FIRE: Infrastructure for Experience-Based Systems with Common Sense

Forbus, Kenneth D. (Northwestern University) | Hinrichs, Thomas (Northwestern University) | Kleer, Johan de (Palo Alto Research Center) | Usher, Jeffrey (Northwestern University)

AAAI Conferences 

We believe that the flexibility and robustness of common sense reasoning comes from analogical reasoning, learning, and generalization operating over massive amounts of experience. Million-fact knowledge bases are a good starting point, but are likely to be orders of magnitude smaller, in terms of ground facts, than will be needed to achieve human-like common sense reasoning. This paper describes the FIRE reasoning engine which we have built to experiment with this approach.
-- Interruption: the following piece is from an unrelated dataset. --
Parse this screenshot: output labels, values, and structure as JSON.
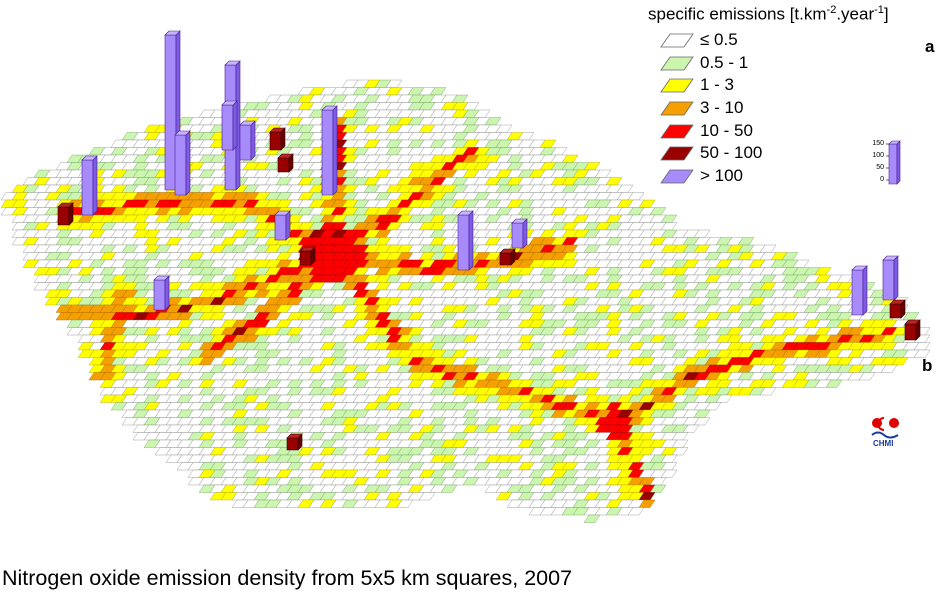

We discuss its knowledge base organization, including coarse-coding via mentions and a persistent TMS to achieve efficient retrieval while respecting the logical environment formed by contexts and their relationships in the KB. We describe its stratified reasoning organization, which supports both reflexive reasoning (Ask, Query) and deliberative reasoning (Solve, HTN planner). Analogical reasoning, learning, and generalization are supported as part of reflexive reasoning. To show the utility of these ideas, we describe how they are used in the Companion cognitive architecture, which has been used in a variety of reasoning and learning experiments.